Who It Applies To: Your Mexican Property Staff

The aguinaldo obligation applies to every employee — there are no exceptions based on employment type, payment method, or nationality of employer. For Canadian property owners, the relevant staff typically include:

  • Housekeepers (limpieza): Whether full-time resident employees or staff who come weekly, all are entitled to proportional aguinaldo based on days worked.
  • Gardeners (jardineros): Same obligations as housekeepers. Part-time and irregular schedules receive proportional amounts.
  • Pool technicians and maintenance staff: If you hire them directly rather than through a service company, they are your employees.
  • Caretakers (caseros): Live-in caretakers are employees with full labor rights, including aguinaldo, IMSS registration, and profit-sharing (PTU).
  • Property managers (personal, not company): If you employ an individual as your personal property manager, they receive full employee rights. If you contract with a property management company, that company is the employer for their staff.

The distinction between employee (empleado) and independent contractor (prestador de servicios) matters. Mexican labor courts apply a strong presumption of employment if the relationship involves regular hours, direction and control, and integration into your operations. Most household staff arrangements qualify as employment under this standard.

How to Calculate Aguinaldo: Step by Step

Full-year employee calculation:

Daily wage = monthly salary ÷ 30 (or weekly wage ÷ 7). Minimum aguinaldo = daily wage × 15. Standard practice aguinaldo = daily wage × 30.

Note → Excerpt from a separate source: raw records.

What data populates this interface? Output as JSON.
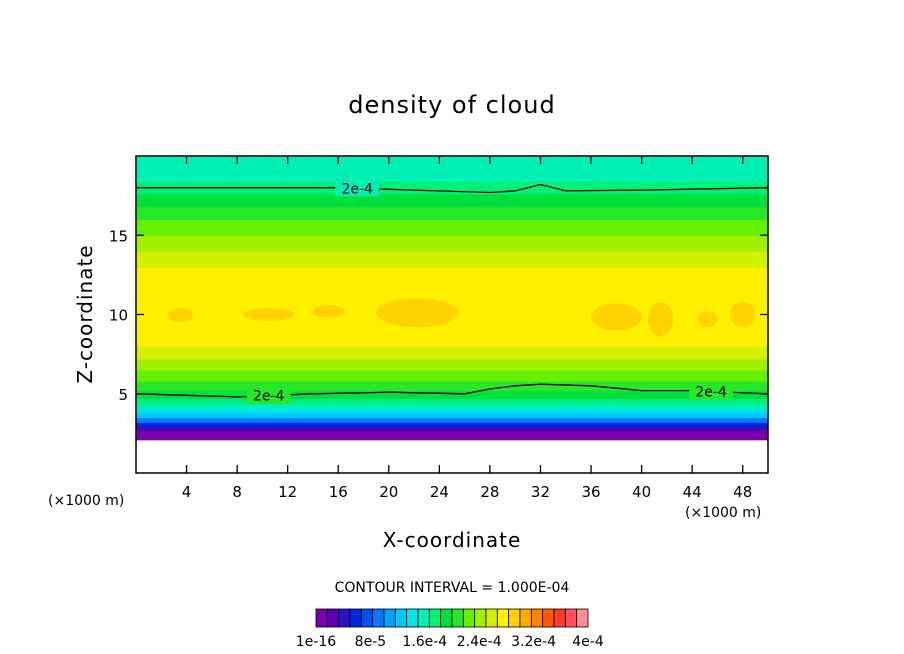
{
  "chart_data": {
    "type": "heatmap",
    "title": "density of cloud",
    "xlabel": "X-coordinate",
    "ylabel": "Z-coordinate",
    "x_unit": "(×1000 m)",
    "y_unit": "(×1000 m)",
    "xlim": [
      0,
      50
    ],
    "ylim": [
      0,
      20
    ],
    "x_ticks": [
      4,
      8,
      12,
      16,
      20,
      24,
      28,
      32,
      36,
      40,
      44,
      48
    ],
    "y_ticks": [
      5,
      10,
      15
    ],
    "contour_interval_text": "CONTOUR INTERVAL = 1.000E-04",
    "contour_labels": [
      "2e-4",
      "2e-4",
      "2e-4"
    ],
    "contour_lines": [
      {
        "label": "2e-4",
        "label_x": 17.5,
        "points": [
          [
            0,
            18.0
          ],
          [
            8,
            18.0
          ],
          [
            16,
            18.0
          ],
          [
            22,
            17.85
          ],
          [
            28,
            17.7
          ],
          [
            30,
            17.8
          ],
          [
            32,
            18.2
          ],
          [
            34,
            17.8
          ],
          [
            40,
            17.85
          ],
          [
            50,
            18.0
          ]
        ]
      },
      {
        "label": "2e-4",
        "label_x": 10.5,
        "points": [
          [
            0,
            5.0
          ],
          [
            4,
            4.9
          ],
          [
            8,
            4.8
          ],
          [
            14,
            5.0
          ],
          [
            20,
            5.1
          ],
          [
            26,
            5.0
          ],
          [
            28,
            5.3
          ],
          [
            30,
            5.5
          ],
          [
            32,
            5.6
          ],
          [
            36,
            5.5
          ],
          [
            40,
            5.2
          ],
          [
            44,
            5.2
          ],
          [
            50,
            5.0
          ]
        ]
      },
      {
        "label": "2e-4",
        "label_x": 45.5,
        "points": []
      }
    ],
    "colorbar": {
      "tick_labels": [
        "1e-16",
        "8e-5",
        "1.6e-4",
        "2.4e-4",
        "3.2e-4",
        "4e-4"
      ],
      "colors": [
        "#7a00aa",
        "#5a00b4",
        "#2a10c8",
        "#0028dc",
        "#0050f0",
        "#0078ff",
        "#00a0ff",
        "#00c8ff",
        "#00e6e6",
        "#00f0b4",
        "#00f078",
        "#00e03c",
        "#28e628",
        "#64f000",
        "#a0f000",
        "#d2f000",
        "#fff000",
        "#ffd200",
        "#ffaa00",
        "#ff8200",
        "#ff5a00",
        "#ff3c28",
        "#ff5060",
        "#ff8c96"
      ]
    },
    "vertical_profile": [
      {
        "z": 0.0,
        "level": null
      },
      {
        "z": 1.9,
        "level": null
      },
      {
        "z": 2.1,
        "level": 0
      },
      {
        "z": 2.6,
        "level": 1
      },
      {
        "z": 2.9,
        "level": 3
      },
      {
        "z": 3.2,
        "level": 5
      },
      {
        "z": 3.5,
        "level": 7
      },
      {
        "z": 3.8,
        "level": 8
      },
      {
        "z": 4.1,
        "level": 9
      },
      {
        "z": 4.4,
        "level": 10
      },
      {
        "z": 4.7,
        "level": 11
      },
      {
        "z": 5.2,
        "level": 12
      },
      {
        "z": 5.8,
        "level": 13
      },
      {
        "z": 6.5,
        "level": 14
      },
      {
        "z": 7.2,
        "level": 15
      },
      {
        "z": 8.0,
        "level": 16
      },
      {
        "z": 12.0,
        "level": 16
      },
      {
        "z": 13.0,
        "level": 15
      },
      {
        "z": 14.0,
        "level": 14
      },
      {
        "z": 15.0,
        "level": 13
      },
      {
        "z": 16.0,
        "level": 12
      },
      {
        "z": 16.8,
        "level": 11
      },
      {
        "z": 17.6,
        "level": 10
      },
      {
        "z": 18.4,
        "level": 9
      },
      {
        "z": 20.0,
        "level": 9
      }
    ],
    "patches": [
      {
        "level": 17,
        "x": [
          2.5,
          4.5
        ],
        "z": [
          9.5,
          10.4
        ]
      },
      {
        "level": 17,
        "x": [
          8.5,
          12.5
        ],
        "z": [
          9.6,
          10.4
        ]
      },
      {
        "level": 17,
        "x": [
          14.0,
          16.5
        ],
        "z": [
          9.8,
          10.6
        ]
      },
      {
        "level": 17,
        "x": [
          19.0,
          25.5
        ],
        "z": [
          9.2,
          11.0
        ]
      },
      {
        "level": 17,
        "x": [
          36.0,
          40.0
        ],
        "z": [
          9.0,
          10.7
        ]
      },
      {
        "level": 17,
        "x": [
          40.5,
          42.5
        ],
        "z": [
          8.6,
          10.8
        ]
      },
      {
        "level": 17,
        "x": [
          44.5,
          46.0
        ],
        "z": [
          9.2,
          10.2
        ]
      },
      {
        "level": 17,
        "x": [
          47.0,
          49.0
        ],
        "z": [
          9.2,
          10.8
        ]
      }
    ],
    "grid": false,
    "legend_placement": "bottom"
  }
}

Example: Housekeeper earns $8,000 MXN/month. Daily wage: $8,000 ÷ 30 = $266.67 MXN/day. Legal minimum (15 days): $266.67 × 15 = $4,000 MXN. Common practice (30 days): $266.67 × 30 = $8,000 MXN (~$530–$560 CAD).

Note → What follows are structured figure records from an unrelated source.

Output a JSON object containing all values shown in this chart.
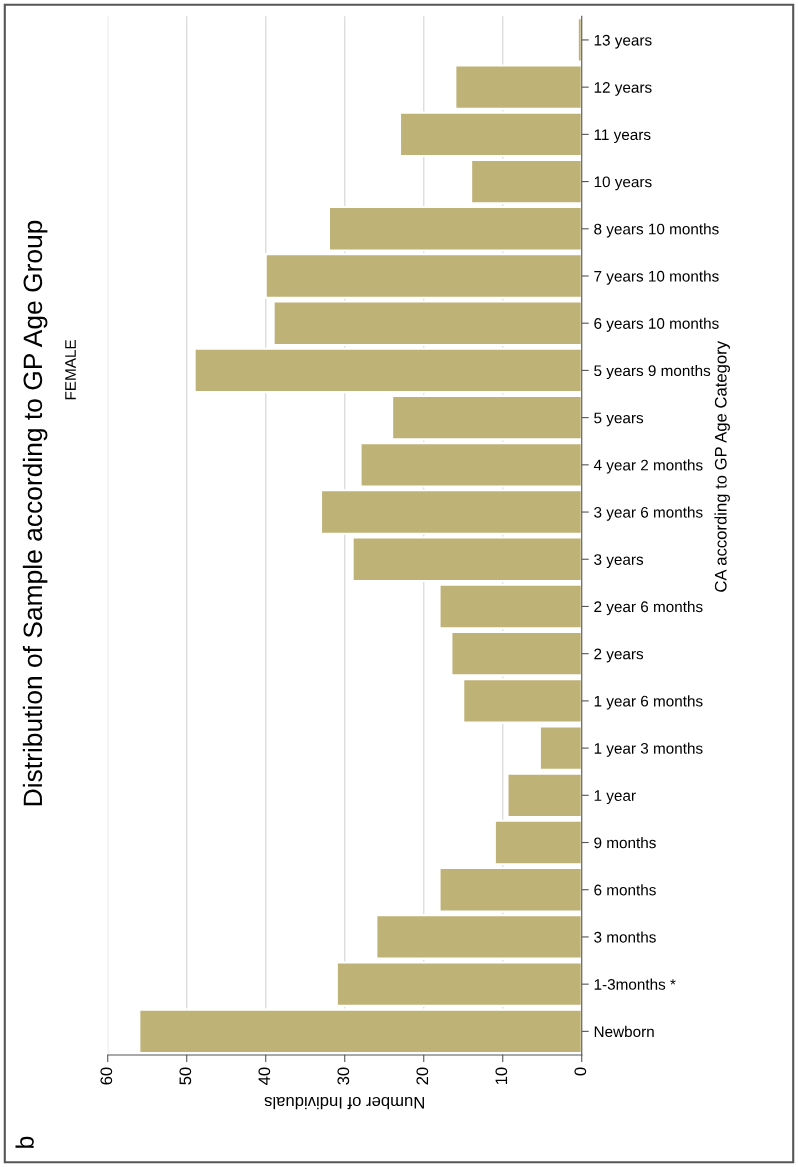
{
  "chart_data": {
    "type": "bar",
    "orientation": "horizontal",
    "title": "Distribution of Sample according to GP Age Group",
    "subtitle": "FEMALE",
    "xlabel": "Number of Individuals",
    "ylabel": "CA according to GP Age Category",
    "categories": [
      "13 years",
      "12 years",
      "11 years",
      "10 years",
      "8 years 10 months",
      "7 years 10 months",
      "6 years 10 months",
      "5 years 9 months",
      "5 years",
      "4 year 2 months",
      "3 year 6 months",
      "3 years",
      "2 year 6 months",
      "2 years",
      "1 year 6 months",
      "1 year 3 months",
      "1 year",
      "9 months",
      "6 months",
      "3 months",
      "1-3months *",
      "Newborn"
    ],
    "values": [
      0.5,
      16,
      23,
      14,
      32,
      40,
      39,
      49,
      24,
      28,
      33,
      29,
      18,
      16.5,
      15,
      5.3,
      9.4,
      11,
      18,
      26,
      31,
      56
    ],
    "color": "#bfb277",
    "xlim": [
      60,
      0
    ],
    "xticks": [
      0,
      10,
      20,
      30,
      40,
      50,
      60
    ],
    "grid": "x",
    "annotations": [
      "b"
    ]
  }
}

Partial-year employee calculation:

Employee started June 1 (days worked through December 20: ~202 days). Proportional aguinaldo = daily wage × 15 × (202 ÷ 365). For the $266.67/day housekeeper: $266.67 × 15 × 0.553 = $2,213 MXN.

Tax Treatment: ISR Exemption for the Employee

Under Article 93, fraction XIV of Mexico's Income Tax Law (LISR), aguinaldo payments are exempt from Mexican ISR (income tax) up to the equivalent of 30 days of the general minimum wage. For 2026, the daily minimum wage is approximately $278 MXN. The exemption is therefore: 30 × $278 = $8,340 MXN of aguinaldo is tax-free for the employee.

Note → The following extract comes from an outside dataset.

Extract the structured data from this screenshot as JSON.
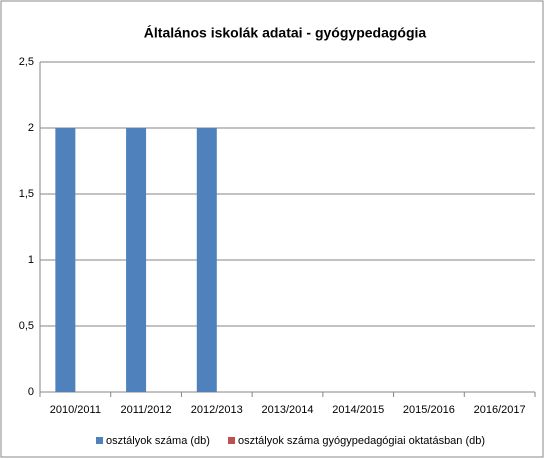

For typical household staff earning modest salaries, the entire aguinaldo payment is likely below this exemption threshold and fully tax-free for the employee. The employer (you, as Canadian property owner) is not required to withhold ISR on aguinaldo amounts below the exemption.

On your Canadian tax return, if you report rental income from the property on Form T776, aguinaldo paid to Mexican property staff is a deductible rental expense (pro-rated for rental use periods). Keep documentation of the payment — a signed receipt from the employee is standard practice.

The Broader Context: Other Mexican Labor Obligations

Aguinaldo is one of several statutory benefits owed to Mexican employees. Canadian property owners who employ staff directly should also be aware of:

  • IMSS registration: Employers must register employees with the Mexican Social Security Institute and make monthly contributions. Domestic workers gained formal IMSS rights under 2019 labor law reforms. Non-compliance is technically an infraction, though enforcement for individual foreign property owners is uncommon.
  • Vacation days: Minimum 12 days after year one, increasing with seniority (LFT Art. 76, reformed 2023).
  • Vacation premium (prima vacacional): 25% of vacation salary as a premium on top of vacation pay.
  • PTU (profit sharing): For employees of profitable businesses — less commonly applicable to individual property owner household staff, but worth understanding.
  • Severance: Termination without just cause requires 3 months' salary plus 20 days per year of service (indemnización constitucional).

The practical solution for most Canadian property owners: use a professional property management company that employs staff under their own payroll. This transfers the labor compliance obligations to the management company and removes your direct employer exposure. Budget the management fee as a property cost — it buys you labor compliance, professional oversight, and the aguinaldo obligation is theirs.